Alpha-synuclein is the protein associated with Parkinson's disease. Excess levels of either calcium or alpha-synuclein induce the chain reaction that leads to the death of brain cells.
A University of Guelph (U of G) researcher has discovered one of the reasons behind nerve cell death in Parkinson's disease , unlocking the potential for treatment to slow the development of this fatal neurodegenerative disorder.
Prof. Scott Ryan et al. has found that cardiolipin, a molecule inside nerve cells, helps ensure that a protein called alpha-synuclein folds properly. Misfolding of this protein leads to protein deposition that is the hallmark of Parkinson’s disease. These deposits are toxic to nerve cells that control voluntary movement. When too many of these deposits accumulate, nerve cells die.
"Identifying the crucial role cardiolipin plays in keeping these proteins functional means cardiolipin may represent a new target for the development of therapies against Parkinson's disease," said Ryan, a professor in U of G's Department of Molecular and Cellular Biology”. At present, there are no treatments that could stop nerve cells from dying.

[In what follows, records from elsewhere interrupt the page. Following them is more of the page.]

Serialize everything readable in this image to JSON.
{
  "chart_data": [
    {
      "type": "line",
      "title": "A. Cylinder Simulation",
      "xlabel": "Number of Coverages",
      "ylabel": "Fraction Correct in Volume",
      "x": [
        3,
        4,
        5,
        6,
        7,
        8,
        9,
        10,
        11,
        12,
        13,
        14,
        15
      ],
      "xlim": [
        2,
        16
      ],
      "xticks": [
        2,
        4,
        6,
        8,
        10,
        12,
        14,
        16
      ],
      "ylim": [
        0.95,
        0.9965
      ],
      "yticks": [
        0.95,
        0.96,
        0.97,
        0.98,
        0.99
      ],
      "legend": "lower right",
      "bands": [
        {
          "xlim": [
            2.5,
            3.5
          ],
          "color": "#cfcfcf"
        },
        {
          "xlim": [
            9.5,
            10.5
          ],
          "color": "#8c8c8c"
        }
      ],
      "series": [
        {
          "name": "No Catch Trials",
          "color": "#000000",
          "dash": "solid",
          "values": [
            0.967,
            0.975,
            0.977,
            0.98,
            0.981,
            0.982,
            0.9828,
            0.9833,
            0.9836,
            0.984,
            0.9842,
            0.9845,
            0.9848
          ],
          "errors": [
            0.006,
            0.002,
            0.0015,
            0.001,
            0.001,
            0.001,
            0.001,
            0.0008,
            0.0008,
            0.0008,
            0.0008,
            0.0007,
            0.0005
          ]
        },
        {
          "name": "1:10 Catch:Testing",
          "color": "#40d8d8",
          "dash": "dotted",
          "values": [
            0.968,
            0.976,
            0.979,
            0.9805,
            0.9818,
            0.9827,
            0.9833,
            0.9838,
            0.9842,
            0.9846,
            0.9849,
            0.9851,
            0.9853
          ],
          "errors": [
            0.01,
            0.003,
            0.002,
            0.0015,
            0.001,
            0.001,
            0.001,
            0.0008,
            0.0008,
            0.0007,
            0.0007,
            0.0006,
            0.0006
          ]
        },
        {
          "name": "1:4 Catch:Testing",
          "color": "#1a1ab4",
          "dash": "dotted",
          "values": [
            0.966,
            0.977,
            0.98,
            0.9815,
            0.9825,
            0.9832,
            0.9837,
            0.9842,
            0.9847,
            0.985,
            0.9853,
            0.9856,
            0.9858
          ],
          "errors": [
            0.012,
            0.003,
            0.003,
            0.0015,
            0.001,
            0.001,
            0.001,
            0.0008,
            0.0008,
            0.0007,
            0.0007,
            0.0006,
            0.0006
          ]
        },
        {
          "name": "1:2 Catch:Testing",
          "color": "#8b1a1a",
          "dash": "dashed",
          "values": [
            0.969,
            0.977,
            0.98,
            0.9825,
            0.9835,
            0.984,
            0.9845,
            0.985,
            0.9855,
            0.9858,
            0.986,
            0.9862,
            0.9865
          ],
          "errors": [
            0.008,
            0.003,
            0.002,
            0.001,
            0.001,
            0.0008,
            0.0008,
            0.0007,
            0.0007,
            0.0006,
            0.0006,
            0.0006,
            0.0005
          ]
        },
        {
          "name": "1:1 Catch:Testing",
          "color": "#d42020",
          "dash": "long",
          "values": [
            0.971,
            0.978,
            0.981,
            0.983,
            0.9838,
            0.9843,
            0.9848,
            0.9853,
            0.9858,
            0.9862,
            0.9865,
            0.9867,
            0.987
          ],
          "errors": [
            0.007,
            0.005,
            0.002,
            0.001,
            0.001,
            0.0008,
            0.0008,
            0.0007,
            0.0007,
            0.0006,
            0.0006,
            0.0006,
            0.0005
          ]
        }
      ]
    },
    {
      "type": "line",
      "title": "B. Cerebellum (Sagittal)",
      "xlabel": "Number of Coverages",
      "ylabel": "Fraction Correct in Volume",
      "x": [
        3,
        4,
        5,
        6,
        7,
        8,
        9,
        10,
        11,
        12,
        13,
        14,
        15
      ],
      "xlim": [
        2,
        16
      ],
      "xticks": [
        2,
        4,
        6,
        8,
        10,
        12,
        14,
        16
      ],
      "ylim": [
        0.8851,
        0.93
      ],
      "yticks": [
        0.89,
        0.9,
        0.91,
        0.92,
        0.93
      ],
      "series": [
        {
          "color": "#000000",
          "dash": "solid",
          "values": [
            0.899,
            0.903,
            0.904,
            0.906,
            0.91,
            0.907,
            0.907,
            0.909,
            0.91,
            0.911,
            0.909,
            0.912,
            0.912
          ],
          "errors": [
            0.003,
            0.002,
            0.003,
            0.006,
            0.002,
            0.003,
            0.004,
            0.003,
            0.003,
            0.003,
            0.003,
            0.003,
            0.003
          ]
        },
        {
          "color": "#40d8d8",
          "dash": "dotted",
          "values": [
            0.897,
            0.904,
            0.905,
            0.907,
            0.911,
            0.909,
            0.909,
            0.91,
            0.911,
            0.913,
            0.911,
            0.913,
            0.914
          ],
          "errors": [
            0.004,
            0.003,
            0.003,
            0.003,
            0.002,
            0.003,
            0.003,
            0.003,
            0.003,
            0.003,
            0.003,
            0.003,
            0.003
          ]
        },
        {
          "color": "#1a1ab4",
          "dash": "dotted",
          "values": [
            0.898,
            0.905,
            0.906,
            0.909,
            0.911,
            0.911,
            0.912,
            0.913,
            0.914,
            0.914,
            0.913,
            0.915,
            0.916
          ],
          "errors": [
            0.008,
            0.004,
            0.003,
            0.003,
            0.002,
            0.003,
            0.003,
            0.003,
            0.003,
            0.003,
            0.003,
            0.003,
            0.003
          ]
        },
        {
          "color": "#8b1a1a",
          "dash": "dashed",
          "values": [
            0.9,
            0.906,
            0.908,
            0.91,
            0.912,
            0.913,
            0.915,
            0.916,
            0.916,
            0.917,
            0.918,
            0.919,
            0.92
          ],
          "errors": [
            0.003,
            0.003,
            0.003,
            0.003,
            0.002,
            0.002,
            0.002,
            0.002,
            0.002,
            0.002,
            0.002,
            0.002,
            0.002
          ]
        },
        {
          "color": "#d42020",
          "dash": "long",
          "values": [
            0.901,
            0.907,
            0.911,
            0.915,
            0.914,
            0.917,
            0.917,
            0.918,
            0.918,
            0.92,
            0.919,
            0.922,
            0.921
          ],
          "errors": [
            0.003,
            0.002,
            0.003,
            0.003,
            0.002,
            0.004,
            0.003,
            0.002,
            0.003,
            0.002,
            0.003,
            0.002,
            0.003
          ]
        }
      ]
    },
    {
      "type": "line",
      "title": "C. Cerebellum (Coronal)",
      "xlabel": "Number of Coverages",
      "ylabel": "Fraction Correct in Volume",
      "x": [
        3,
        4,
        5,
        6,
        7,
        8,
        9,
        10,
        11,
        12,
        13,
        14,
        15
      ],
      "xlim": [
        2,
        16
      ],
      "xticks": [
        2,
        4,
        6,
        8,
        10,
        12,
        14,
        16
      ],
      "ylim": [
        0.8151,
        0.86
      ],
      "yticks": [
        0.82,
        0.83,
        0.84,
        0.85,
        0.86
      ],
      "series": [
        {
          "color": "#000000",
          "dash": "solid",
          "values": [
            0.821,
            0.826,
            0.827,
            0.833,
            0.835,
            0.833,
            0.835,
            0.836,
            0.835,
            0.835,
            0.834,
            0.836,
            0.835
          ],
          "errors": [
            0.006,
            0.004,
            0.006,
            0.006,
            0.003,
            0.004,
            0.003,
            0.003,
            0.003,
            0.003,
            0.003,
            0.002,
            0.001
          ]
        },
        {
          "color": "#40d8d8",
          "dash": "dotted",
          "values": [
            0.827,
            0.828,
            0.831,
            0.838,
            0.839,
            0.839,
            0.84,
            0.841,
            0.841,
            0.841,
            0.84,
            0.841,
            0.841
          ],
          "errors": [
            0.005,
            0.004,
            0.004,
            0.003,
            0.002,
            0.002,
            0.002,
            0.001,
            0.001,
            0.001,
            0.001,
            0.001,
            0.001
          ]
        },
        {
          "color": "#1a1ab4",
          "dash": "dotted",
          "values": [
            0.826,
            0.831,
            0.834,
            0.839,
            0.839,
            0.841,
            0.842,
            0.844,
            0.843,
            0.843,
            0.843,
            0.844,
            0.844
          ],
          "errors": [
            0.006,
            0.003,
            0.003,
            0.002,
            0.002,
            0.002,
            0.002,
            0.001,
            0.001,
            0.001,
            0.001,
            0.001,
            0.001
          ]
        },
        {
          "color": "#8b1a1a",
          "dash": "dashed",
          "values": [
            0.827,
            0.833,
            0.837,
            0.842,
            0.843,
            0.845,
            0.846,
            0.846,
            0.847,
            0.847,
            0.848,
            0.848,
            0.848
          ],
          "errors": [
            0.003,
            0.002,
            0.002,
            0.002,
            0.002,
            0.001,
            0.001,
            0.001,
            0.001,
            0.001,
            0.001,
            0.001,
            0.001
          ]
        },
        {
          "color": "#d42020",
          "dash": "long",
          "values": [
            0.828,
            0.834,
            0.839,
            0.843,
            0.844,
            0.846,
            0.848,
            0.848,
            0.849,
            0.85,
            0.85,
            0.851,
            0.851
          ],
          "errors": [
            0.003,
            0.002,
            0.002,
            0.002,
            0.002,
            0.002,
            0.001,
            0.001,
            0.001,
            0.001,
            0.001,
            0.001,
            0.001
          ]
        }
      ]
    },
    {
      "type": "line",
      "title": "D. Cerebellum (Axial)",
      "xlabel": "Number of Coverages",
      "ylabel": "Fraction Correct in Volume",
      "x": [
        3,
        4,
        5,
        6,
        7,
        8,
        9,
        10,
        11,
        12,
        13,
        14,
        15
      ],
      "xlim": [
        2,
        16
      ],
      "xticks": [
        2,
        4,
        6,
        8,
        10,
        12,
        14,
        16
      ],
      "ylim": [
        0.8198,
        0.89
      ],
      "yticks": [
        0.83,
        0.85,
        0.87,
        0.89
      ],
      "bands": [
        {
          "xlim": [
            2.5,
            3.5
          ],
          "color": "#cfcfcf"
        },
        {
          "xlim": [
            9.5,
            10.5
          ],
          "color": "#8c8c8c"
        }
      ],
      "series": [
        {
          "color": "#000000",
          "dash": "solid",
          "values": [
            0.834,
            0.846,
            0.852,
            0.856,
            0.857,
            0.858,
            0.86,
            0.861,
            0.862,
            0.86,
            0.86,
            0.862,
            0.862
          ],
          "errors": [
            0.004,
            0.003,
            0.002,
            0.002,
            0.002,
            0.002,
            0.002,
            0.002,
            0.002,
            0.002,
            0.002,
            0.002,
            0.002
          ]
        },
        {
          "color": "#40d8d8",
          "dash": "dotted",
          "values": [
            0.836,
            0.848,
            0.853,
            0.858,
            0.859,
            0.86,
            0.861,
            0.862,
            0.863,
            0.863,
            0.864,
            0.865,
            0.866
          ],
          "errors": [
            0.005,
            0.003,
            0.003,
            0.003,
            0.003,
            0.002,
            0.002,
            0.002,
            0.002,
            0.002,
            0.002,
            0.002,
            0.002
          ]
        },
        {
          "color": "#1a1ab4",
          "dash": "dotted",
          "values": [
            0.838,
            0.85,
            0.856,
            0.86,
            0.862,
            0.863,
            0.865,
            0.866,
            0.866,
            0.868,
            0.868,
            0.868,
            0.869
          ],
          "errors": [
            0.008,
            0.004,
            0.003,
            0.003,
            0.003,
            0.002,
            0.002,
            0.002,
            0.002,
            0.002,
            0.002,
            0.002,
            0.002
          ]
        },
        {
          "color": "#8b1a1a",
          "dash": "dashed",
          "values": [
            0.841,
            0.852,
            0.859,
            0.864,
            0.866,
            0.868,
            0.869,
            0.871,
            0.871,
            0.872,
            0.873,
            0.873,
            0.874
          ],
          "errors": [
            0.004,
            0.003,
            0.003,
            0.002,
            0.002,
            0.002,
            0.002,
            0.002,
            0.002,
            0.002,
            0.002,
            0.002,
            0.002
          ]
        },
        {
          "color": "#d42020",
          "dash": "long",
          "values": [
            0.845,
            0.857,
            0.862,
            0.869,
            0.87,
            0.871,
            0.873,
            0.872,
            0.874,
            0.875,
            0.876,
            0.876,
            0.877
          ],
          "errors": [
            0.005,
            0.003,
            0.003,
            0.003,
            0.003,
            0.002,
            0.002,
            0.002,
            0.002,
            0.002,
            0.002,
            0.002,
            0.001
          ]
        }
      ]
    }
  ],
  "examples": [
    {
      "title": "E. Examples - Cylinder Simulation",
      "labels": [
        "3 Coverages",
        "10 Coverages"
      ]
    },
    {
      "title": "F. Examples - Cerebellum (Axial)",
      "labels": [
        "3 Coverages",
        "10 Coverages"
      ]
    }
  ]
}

Journal Nature Communications published that Parkinson's disease is the most common degenerative movement disorder in Canada, affecting about 100,000 people. The study used stem cells collected from people with the disease. Ryan's research team studied how nerve cells try to cope with misfolded alpha-synuclein.
Ryan said that if they could understand how cells normally fold alpha-synuclein, they might be able to exploit the process to dissolve protein aggregates and delay the spread of the disease.
One of the studies funded by Parkinson Canada revealed that, inside cells, alpha-synuclein binds to mitochondria, where cardiolipin resides. Cells use mitochondria to generate energy and drive metabolism.
Normally, cardiolipin in mitochondria pullssynuclein out of toxic protein deposits and refolds it into a non-toxic shape. The researchers found that people with Parkinson's disease, the process are overwhelmed over time and mitochondria are ultimately destroyed, as a result of cells slowly die.
"Understanding cardiolipin's role in protein refolding may help in creating a drug or therapy to slow progression of Parkinson's disease" adds Ryan.